Melintasi Batas, Merajut Harmoni: Perjalanan Siti Carolina Memahami Keberagaman Dunia Di Jantung Amerika

Amerika Serikat – UTU |  Impian seorang mahasiswi untuk menjejakkan kaki di tanah Paman Sam akhirnya terwujud. Bukan sekadar jalan-jalan, melainkan sebuah perjalanan sarat makna yang membuka mata dan hati. Adalah Siti Arafah Carolina, mahasiswi berprestasi dari Universitas Teuku Umar yang berhasil menembus seleksi ketat Program Study of the U.S. Institute (SUSI) Global Student Leaders 2025. Program inilah yang membawanya menyelami seluk-beluk kebebasan beragama dan pluralisme di Amerika Serikat. Kepada Humas UTU, Siti bercerita tentang perjalanan dan pengalamannya selama berada di Amerika Serikat.

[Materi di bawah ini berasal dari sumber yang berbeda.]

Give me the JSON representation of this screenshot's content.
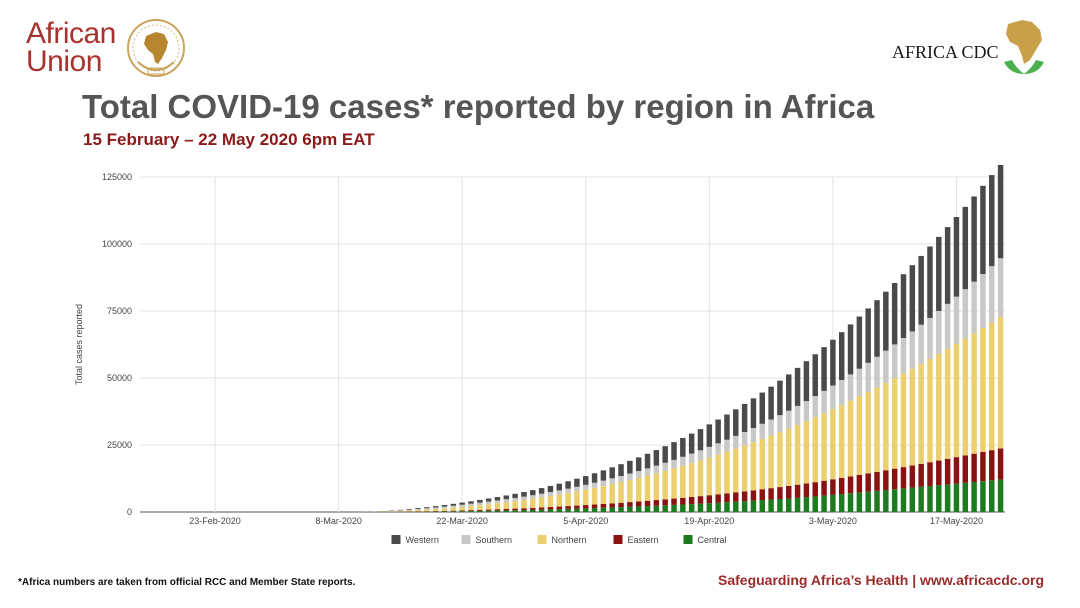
{
  "header": {
    "au_logo": {
      "line1": "African",
      "line2": "Union",
      "emblem": "african-union-emblem"
    },
    "cdc_logo": {
      "text": "AFRICA CDC",
      "mark": "africa-map-with-hands"
    }
  },
  "title": "Total COVID-19 cases* reported by region in Africa",
  "subtitle": "15 February – 22 May 2020 6pm EAT",
  "footer": {
    "footnote": "*Africa numbers are taken from official RCC and Member State reports.",
    "tagline": "Safeguarding Africa’s Health | www.africacdc.org"
  },
  "chart_data": {
    "type": "bar",
    "stacked": true,
    "ylabel": "Total cases reported",
    "ylim": [
      0,
      125000
    ],
    "yticks": [
      0,
      25000,
      50000,
      75000,
      100000,
      125000
    ],
    "ytick_labels": [
      "0",
      "25000",
      "50000",
      "75000",
      "100000",
      "125000"
    ],
    "xtick_labels": [
      "23-Feb-2020",
      "8-Mar-2020",
      "22-Mar-2020",
      "5-Apr-2020",
      "19-Apr-2020",
      "3-May-2020",
      "17-May-2020"
    ],
    "grid": true,
    "legend_position": "bottom",
    "first_date": "15-Feb-2020",
    "last_date": "22-May-2020",
    "series": [
      {
        "name": "Central",
        "color": "#1e7a1e",
        "values": [
          0,
          0,
          0,
          0,
          0,
          0,
          0,
          0,
          0,
          0,
          0,
          0,
          0,
          0,
          0,
          0,
          0,
          0,
          0,
          0,
          0,
          0,
          0,
          0,
          0,
          5,
          10,
          20,
          40,
          60,
          80,
          110,
          140,
          180,
          220,
          260,
          300,
          360,
          420,
          480,
          540,
          600,
          660,
          720,
          800,
          880,
          960,
          1050,
          1150,
          1250,
          1350,
          1460,
          1580,
          1700,
          1820,
          1950,
          2080,
          2220,
          2360,
          2500,
          2650,
          2800,
          2960,
          3120,
          3300,
          3480,
          3660,
          3850,
          4050,
          4250,
          4450,
          4650,
          4850,
          5050,
          5300,
          5550,
          5800,
          6100,
          6400,
          6700,
          7000,
          7300,
          7600,
          7900,
          8200,
          8500,
          8800,
          9100,
          9400,
          9700,
          10000,
          10300,
          10600,
          10900,
          11200,
          11500,
          11800,
          12100
        ]
      },
      {
        "name": "Eastern",
        "color": "#8b1212",
        "values": [
          0,
          0,
          0,
          0,
          0,
          0,
          0,
          0,
          0,
          0,
          0,
          0,
          0,
          0,
          0,
          0,
          0,
          0,
          0,
          0,
          0,
          0,
          0,
          0,
          0,
          5,
          10,
          20,
          40,
          60,
          80,
          100,
          130,
          160,
          200,
          240,
          280,
          330,
          380,
          430,
          490,
          550,
          610,
          680,
          750,
          820,
          900,
          980,
          1060,
          1150,
          1240,
          1330,
          1430,
          1530,
          1640,
          1750,
          1860,
          1980,
          2100,
          2230,
          2360,
          2500,
          2640,
          2800,
          2960,
          3130,
          3300,
          3480,
          3660,
          3850,
          4050,
          4250,
          4450,
          4660,
          4880,
          5100,
          5330,
          5560,
          5800,
          6050,
          6300,
          6560,
          6830,
          7100,
          7380,
          7660,
          7950,
          8250,
          8560,
          8880,
          9200,
          9530,
          9870,
          10210,
          10560,
          10920,
          11280,
          11650
        ]
      },
      {
        "name": "Northern",
        "color": "#ecd06f",
        "values": [
          0,
          0,
          0,
          0,
          0,
          0,
          0,
          0,
          0,
          0,
          0,
          0,
          0,
          0,
          0,
          0,
          0,
          0,
          0,
          0,
          0,
          0,
          0,
          0,
          0,
          40,
          80,
          140,
          220,
          300,
          400,
          520,
          650,
          800,
          960,
          1140,
          1330,
          1540,
          1760,
          2000,
          2250,
          2520,
          2800,
          3100,
          3420,
          3760,
          4120,
          4500,
          4900,
          5320,
          5760,
          6220,
          6700,
          7200,
          7720,
          8260,
          8820,
          9400,
          10000,
          10620,
          11260,
          11920,
          12600,
          13300,
          14020,
          14760,
          15520,
          16300,
          17100,
          17920,
          18760,
          19620,
          20500,
          21400,
          22320,
          23260,
          24220,
          25200,
          26200,
          27220,
          28260,
          29320,
          30400,
          31500,
          32620,
          33760,
          34920,
          36100,
          37300,
          38520,
          39760,
          41020,
          42300,
          43600,
          44920,
          46260,
          47620,
          49000
        ]
      },
      {
        "name": "Southern",
        "color": "#c8c9c7",
        "values": [
          0,
          0,
          0,
          0,
          0,
          0,
          0,
          0,
          0,
          0,
          0,
          0,
          0,
          0,
          0,
          0,
          0,
          0,
          0,
          0,
          0,
          0,
          0,
          0,
          0,
          30,
          60,
          110,
          170,
          240,
          320,
          400,
          480,
          560,
          640,
          720,
          800,
          870,
          930,
          990,
          1040,
          1100,
          1160,
          1220,
          1290,
          1360,
          1440,
          1520,
          1610,
          1700,
          1800,
          1910,
          2020,
          2140,
          2260,
          2390,
          2530,
          2680,
          2840,
          3010,
          3190,
          3380,
          3580,
          3790,
          4010,
          4240,
          4490,
          4760,
          5040,
          5340,
          5660,
          5990,
          6340,
          6700,
          7080,
          7480,
          7900,
          8340,
          8800,
          9280,
          9780,
          10300,
          10850,
          11420,
          12010,
          12620,
          13260,
          13920,
          14610,
          15320,
          16060,
          16820,
          17610,
          18420,
          19260,
          20130,
          21020,
          21940
        ]
      },
      {
        "name": "Western",
        "color": "#4a4a4a",
        "values": [
          0,
          0,
          0,
          0,
          0,
          0,
          0,
          0,
          0,
          0,
          0,
          0,
          0,
          0,
          0,
          0,
          0,
          0,
          0,
          0,
          0,
          0,
          0,
          0,
          0,
          20,
          50,
          90,
          140,
          190,
          250,
          320,
          400,
          490,
          590,
          690,
          800,
          900,
          1010,
          1130,
          1260,
          1400,
          1560,
          1730,
          1910,
          2100,
          2310,
          2530,
          2760,
          3000,
          3250,
          3520,
          3800,
          4100,
          4410,
          4740,
          5080,
          5440,
          5810,
          6200,
          6610,
          7030,
          7470,
          7930,
          8400,
          8890,
          9400,
          9930,
          10480,
          11050,
          11640,
          12250,
          12880,
          13530,
          14200,
          14890,
          15600,
          16330,
          17080,
          17850,
          18640,
          19450,
          20280,
          21130,
          22000,
          22890,
          23800,
          24730,
          25680,
          26650,
          27640,
          28650,
          29680,
          30730,
          31800,
          32890,
          34000,
          35130
        ]
      }
    ],
    "legend_order": [
      "Western",
      "Southern",
      "Northern",
      "Eastern",
      "Central"
    ]
  }
}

Menyelami Keberagaman Iman di Philadelphia

Lima minggu di Philadelphia, di bawah naungan Dialogue Institute Temple University, menjadi babak baru dalam perjalanan Siti. Bersama dua belas peserta lainnya dari Indonesia, India, Lebanon, dan Mesir, ia mendalami tema “Religious Freedom and Pluralism”. Fokusnya? Bagaimana kebebasan beragama, keberagaman budaya, dan tradisi diaplikasikan di Amerika Serikat saat ini, serta sejarah panjang yang membentuknya.

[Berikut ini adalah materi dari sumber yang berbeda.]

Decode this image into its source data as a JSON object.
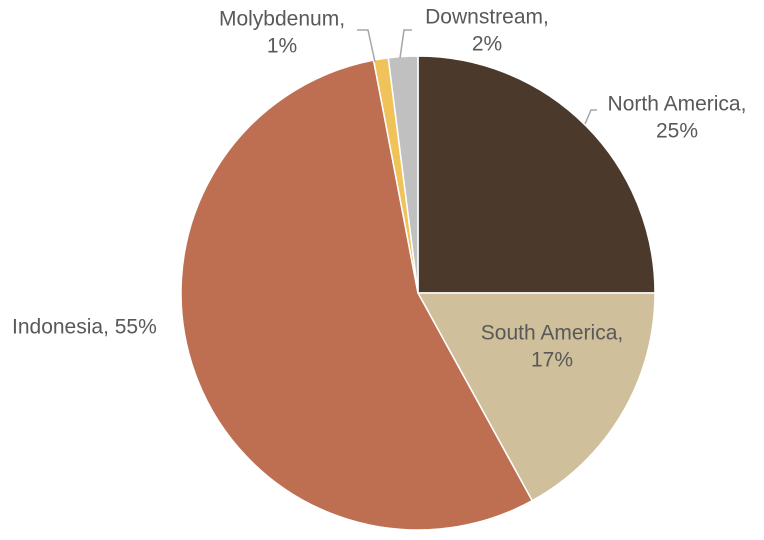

“Berada di tengah umat beragama lainnya sebagai minoritas tentu menjadi sebuah tantangan besar,” kenang Siti. Namun, tantangan itu justru menjadi peluang emas baginya. Ia belajar bagaimana umat antar-agama dapat hidup berdampingan dan berkomunikasi. Berdiskusi dengan kelompoknya yang terdiri dari berbagai latar belakang agama, Siti berkesempatan mempelajari berbagai keyakinan yang berkembang di Amerika Serikat, mulai dari Islam, Kristen Protestan, Katolik, Hindu, Budha, Yahudi, Quaker, hingga Baha’i. Yang lebih istimewa, pembelajaran ini langsung dibimbing oleh pakar dari setiap agama tersebut.

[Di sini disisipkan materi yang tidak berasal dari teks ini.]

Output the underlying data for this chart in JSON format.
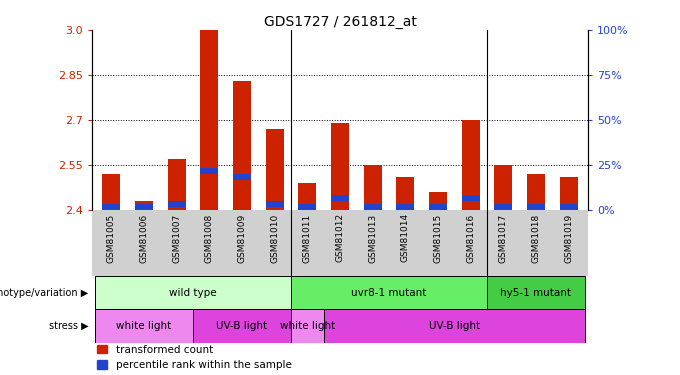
{
  "title": "GDS1727 / 261812_at",
  "samples": [
    "GSM81005",
    "GSM81006",
    "GSM81007",
    "GSM81008",
    "GSM81009",
    "GSM81010",
    "GSM81011",
    "GSM81012",
    "GSM81013",
    "GSM81014",
    "GSM81015",
    "GSM81016",
    "GSM81017",
    "GSM81018",
    "GSM81019"
  ],
  "red_values": [
    2.52,
    2.43,
    2.57,
    3.0,
    2.83,
    2.67,
    2.49,
    2.69,
    2.55,
    2.51,
    2.46,
    2.7,
    2.55,
    2.52,
    2.51
  ],
  "blue_values": [
    2.41,
    2.41,
    2.42,
    2.53,
    2.51,
    2.42,
    2.41,
    2.44,
    2.41,
    2.41,
    2.41,
    2.44,
    2.41,
    2.41,
    2.41
  ],
  "y_min": 2.4,
  "y_max": 3.0,
  "y_ticks_left": [
    2.4,
    2.55,
    2.7,
    2.85,
    3.0
  ],
  "y_ticks_right_vals": [
    0,
    25,
    50,
    75,
    100
  ],
  "genotype_groups": [
    {
      "label": "wild type",
      "start": 0,
      "end": 6,
      "color": "#ccffcc"
    },
    {
      "label": "uvr8-1 mutant",
      "start": 6,
      "end": 12,
      "color": "#66ee66"
    },
    {
      "label": "hy5-1 mutant",
      "start": 12,
      "end": 15,
      "color": "#44cc44"
    }
  ],
  "stress_groups": [
    {
      "label": "white light",
      "start": 0,
      "end": 3,
      "color": "#ee88ee"
    },
    {
      "label": "UV-B light",
      "start": 3,
      "end": 6,
      "color": "#dd44dd"
    },
    {
      "label": "white light",
      "start": 6,
      "end": 7,
      "color": "#ee88ee"
    },
    {
      "label": "UV-B light",
      "start": 7,
      "end": 15,
      "color": "#dd44dd"
    }
  ],
  "bar_width": 0.55,
  "red_color": "#cc2200",
  "blue_color": "#2244cc",
  "label_color_left": "#cc2200",
  "label_color_right": "#2244cc",
  "geno_separators": [
    5.5,
    11.5
  ],
  "stress_separators": [
    2.5,
    5.5,
    6.5
  ]
}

Tak hanya teori, kunjungan lapangan untuk berbincang langsung dengan tokoh keagamaan juga menjadi bagian tak terpisahkan dari program ini. “Satu hal penting yang saya pelajari adalah pentingnya kemampuan berdialog antar umat beragama,” tegas Siti. Baginya, ini adalah tentang kesediaan untuk memahami perspektif yang berbeda demi menciptakan hubungan baik dan menjunjung tinggi toleransi.

Melestarikan Identitas di Tengah Arus Global

Toleransi, bagi Siti, tak hanya berlaku antarumat beragama, tetapi juga antar kelompok dengan prinsip dan pandangan hidup yang berbeda. Amerika Serikat, dengan ragam kelompoknya, menjadi bukti nyata akan hal ini. Dalam rangkaian program SUSI 2025, Siti dan peserta lainnya berkesempatan berdialog langsung dengan kelompok Amish di Amish County dan keturunan Indian di Phoenix, Arizona.

“Saya belajar bahwa melestarikan budaya merupakan bentuk menjaga keberagaman yang tidak mudah dilakukan,” ungkap Siti. Ia menyoroti tantangan yang dihadapi generasi muda saat ini, yang sering kali terbawa arus global hingga melupakan tradisi dan norma masyarakat. Dari kunjungan ini, ia memahami bagaimana setiap kelompok beragam di Amerika memiliki cara tersendiri dalam menanamkan prinsip hidup pada generasi muda agar tradisi tetap lestari. Hal ini juga diperdalam dalam sesi terkait identitas diri.

“Saya percaya bahwa kita sudah seharusnya mencintai dan melestarikan budaya kita dalam rangka menjaga identitas agar tetap ada dan tetap dikenal di dunia,” seru Siti penuh semangat.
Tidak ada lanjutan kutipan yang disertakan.